Thermal effects on the microstructure and mechanical properties of ion implanted ceramics

The effects of varying the substrate temperature on the implantation-induced structures and surface mechanical properties of single crystal sapphire and MgO have been investigated for a range of 300 keV implanted ions. As the implantation temperature is lowered, the dose at which amorphization occurs is reduced and thus, for the same doses, more amorphous material is produced at lower temperatures. Quantitative modelling shows that the activation energy for annealing of the amorphous material during implantation is very much lower than might be expected for post-implantation thermal annealing of the same material.

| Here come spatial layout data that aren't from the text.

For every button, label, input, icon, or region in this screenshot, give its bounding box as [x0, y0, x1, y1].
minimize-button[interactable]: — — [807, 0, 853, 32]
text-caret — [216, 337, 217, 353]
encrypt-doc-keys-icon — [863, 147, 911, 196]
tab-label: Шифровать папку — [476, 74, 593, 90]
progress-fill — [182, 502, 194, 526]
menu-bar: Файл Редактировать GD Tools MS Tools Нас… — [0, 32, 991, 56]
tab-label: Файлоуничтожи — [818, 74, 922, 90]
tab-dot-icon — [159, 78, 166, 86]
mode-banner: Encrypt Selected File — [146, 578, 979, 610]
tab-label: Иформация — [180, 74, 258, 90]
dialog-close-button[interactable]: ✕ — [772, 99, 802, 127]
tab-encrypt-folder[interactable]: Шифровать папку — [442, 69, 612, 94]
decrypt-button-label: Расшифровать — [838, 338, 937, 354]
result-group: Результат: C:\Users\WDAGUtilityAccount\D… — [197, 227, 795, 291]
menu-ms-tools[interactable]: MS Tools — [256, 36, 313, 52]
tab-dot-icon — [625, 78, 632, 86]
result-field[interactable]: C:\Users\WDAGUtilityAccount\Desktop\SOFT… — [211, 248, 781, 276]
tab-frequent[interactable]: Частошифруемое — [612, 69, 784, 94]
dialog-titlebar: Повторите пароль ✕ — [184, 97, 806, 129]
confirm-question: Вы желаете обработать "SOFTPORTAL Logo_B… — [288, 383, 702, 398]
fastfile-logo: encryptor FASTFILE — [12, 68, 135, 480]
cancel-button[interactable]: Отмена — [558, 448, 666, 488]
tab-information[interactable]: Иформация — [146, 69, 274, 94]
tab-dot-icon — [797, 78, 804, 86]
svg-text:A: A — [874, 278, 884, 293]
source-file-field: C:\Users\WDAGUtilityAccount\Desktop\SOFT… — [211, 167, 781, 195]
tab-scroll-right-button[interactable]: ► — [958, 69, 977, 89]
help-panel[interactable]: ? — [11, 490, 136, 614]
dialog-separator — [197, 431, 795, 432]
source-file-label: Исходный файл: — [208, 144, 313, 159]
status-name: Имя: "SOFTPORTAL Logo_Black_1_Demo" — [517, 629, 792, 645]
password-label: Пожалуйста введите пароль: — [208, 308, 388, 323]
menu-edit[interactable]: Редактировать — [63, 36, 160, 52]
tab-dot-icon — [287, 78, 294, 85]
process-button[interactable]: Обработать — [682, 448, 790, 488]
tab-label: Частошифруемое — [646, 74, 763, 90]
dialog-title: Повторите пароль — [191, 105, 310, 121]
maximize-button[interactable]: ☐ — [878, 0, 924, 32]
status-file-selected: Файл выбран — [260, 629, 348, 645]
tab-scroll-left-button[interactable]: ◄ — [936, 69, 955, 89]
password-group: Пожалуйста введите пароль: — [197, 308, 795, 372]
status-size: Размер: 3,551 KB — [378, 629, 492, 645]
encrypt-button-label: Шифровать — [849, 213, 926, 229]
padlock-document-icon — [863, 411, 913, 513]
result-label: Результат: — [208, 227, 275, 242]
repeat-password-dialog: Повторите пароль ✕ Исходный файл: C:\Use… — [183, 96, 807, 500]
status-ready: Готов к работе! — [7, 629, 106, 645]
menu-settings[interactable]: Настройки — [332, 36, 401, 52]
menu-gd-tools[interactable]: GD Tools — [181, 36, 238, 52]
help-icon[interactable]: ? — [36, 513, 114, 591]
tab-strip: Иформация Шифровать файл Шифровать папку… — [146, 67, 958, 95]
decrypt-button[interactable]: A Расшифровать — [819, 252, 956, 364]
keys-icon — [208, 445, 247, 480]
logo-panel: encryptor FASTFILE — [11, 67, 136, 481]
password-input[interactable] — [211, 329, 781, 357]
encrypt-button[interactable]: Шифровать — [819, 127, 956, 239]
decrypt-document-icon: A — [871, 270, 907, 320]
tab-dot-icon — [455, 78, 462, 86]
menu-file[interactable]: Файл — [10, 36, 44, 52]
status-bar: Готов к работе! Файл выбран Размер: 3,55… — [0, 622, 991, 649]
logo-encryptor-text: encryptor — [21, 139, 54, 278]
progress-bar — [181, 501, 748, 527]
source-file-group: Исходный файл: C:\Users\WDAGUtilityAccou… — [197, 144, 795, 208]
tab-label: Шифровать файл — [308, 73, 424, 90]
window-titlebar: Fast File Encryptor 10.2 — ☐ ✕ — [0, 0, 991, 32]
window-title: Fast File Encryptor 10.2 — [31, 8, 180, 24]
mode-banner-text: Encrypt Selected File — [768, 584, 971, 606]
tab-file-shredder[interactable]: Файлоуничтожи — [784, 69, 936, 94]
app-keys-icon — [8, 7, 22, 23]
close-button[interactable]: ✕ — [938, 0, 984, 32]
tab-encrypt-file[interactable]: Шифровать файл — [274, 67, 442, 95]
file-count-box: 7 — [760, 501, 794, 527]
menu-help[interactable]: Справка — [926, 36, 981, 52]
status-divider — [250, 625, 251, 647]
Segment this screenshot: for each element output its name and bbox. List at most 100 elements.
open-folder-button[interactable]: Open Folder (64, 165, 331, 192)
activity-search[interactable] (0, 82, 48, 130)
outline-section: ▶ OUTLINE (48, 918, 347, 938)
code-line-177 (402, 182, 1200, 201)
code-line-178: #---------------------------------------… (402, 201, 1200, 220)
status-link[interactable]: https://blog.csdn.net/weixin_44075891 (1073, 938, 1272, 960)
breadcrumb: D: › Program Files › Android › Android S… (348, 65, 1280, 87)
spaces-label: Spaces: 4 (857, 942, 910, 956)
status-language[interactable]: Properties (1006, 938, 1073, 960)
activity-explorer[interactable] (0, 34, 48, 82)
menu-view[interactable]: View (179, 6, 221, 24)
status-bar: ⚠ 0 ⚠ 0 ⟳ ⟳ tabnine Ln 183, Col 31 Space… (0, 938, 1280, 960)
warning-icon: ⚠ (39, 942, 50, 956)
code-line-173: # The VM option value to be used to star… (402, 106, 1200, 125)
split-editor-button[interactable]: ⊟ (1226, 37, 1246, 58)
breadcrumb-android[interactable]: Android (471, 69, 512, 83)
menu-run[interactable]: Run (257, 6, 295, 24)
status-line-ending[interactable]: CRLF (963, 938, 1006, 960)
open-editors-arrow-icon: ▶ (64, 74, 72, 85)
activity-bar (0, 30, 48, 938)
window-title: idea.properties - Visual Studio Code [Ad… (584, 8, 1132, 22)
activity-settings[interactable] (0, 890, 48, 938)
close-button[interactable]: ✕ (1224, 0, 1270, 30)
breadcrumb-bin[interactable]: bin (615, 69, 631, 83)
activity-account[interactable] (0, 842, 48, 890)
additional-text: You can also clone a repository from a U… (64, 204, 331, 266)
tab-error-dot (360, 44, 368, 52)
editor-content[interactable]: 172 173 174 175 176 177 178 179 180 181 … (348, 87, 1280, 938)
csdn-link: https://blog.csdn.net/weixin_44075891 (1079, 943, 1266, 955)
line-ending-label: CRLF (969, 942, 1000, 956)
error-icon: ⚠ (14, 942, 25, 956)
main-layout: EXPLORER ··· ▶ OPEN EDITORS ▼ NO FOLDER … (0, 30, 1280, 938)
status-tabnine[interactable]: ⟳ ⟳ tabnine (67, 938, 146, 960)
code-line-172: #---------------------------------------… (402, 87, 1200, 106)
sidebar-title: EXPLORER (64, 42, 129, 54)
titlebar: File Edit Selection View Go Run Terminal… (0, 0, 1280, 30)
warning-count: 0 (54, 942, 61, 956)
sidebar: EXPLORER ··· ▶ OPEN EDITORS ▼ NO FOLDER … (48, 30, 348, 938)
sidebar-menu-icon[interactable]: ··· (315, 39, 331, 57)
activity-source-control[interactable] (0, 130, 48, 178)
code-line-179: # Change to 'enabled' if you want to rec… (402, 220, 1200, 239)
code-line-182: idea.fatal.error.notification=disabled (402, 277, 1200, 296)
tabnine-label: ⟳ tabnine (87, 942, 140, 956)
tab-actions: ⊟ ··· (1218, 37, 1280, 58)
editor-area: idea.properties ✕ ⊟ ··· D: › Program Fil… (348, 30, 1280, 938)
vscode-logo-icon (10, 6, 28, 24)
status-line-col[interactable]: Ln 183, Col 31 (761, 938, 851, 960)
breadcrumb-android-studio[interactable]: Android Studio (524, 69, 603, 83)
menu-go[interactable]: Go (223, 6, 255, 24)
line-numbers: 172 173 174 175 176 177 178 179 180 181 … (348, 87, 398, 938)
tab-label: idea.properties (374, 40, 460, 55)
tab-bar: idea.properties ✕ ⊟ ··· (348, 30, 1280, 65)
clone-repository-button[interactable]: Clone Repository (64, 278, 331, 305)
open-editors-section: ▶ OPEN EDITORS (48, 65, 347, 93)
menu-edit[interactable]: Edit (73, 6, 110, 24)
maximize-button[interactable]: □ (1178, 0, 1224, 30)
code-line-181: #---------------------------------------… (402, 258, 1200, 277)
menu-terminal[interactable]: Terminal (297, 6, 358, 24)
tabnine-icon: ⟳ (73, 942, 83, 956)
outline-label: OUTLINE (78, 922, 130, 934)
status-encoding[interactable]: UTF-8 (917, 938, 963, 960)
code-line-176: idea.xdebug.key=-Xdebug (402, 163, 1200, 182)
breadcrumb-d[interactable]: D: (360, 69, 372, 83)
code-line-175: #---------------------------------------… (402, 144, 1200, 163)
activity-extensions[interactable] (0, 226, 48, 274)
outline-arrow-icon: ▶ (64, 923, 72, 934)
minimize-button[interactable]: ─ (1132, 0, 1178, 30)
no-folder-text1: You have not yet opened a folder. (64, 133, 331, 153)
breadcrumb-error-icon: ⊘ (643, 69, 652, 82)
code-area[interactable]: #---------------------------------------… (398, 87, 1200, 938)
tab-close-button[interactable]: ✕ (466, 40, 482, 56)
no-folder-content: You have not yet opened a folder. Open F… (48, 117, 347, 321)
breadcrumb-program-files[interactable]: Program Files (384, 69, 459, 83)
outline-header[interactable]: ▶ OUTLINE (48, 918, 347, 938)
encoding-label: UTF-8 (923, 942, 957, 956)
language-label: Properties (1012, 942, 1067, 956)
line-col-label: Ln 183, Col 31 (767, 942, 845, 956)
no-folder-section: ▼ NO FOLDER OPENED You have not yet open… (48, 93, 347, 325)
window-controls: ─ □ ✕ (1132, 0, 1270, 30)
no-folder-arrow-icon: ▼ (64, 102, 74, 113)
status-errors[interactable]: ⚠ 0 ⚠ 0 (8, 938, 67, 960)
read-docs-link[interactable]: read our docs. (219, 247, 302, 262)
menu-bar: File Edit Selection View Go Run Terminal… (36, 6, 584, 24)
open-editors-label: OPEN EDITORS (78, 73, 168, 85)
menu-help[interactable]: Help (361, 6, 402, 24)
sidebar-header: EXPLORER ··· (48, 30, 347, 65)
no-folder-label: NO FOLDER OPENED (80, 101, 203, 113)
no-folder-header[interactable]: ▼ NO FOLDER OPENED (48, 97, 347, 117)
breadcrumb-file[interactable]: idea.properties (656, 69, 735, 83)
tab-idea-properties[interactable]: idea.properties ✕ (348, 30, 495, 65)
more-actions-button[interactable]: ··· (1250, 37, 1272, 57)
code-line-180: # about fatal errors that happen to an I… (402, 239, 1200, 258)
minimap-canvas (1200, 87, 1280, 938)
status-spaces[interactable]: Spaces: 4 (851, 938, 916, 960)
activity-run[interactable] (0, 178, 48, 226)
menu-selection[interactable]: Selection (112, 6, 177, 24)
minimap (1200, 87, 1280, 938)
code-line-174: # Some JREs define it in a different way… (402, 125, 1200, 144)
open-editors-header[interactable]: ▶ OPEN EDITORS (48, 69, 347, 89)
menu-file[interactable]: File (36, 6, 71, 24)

Also, as the implantation temperature increases there is a small amount of damage annealing in the damaged-but-crystalline material.Both the microhardness and implantation-induced stresses depend critically on the presence of amorphous material since this is relatively soft and can support only small stresses. However, while the hardness behaviour in the damaged-but-crystalline material is dominated by radiation hardening, the substitutionality, ionic misfit and charge state of the implanted ions have also been found to contribute to the further solid solution component of the hardening produced by ion implantation. These effects are also observed to be temperature dependent. Crazing of the implanted layers has also been reappraised. It has been established that the formation and configuration of crazes is a sensitive function of implantation temperature, and it is now proposed that crazes form in response to the stresses generated as a result of the thermal expansion mismatch between the amorphous layer and the substrate.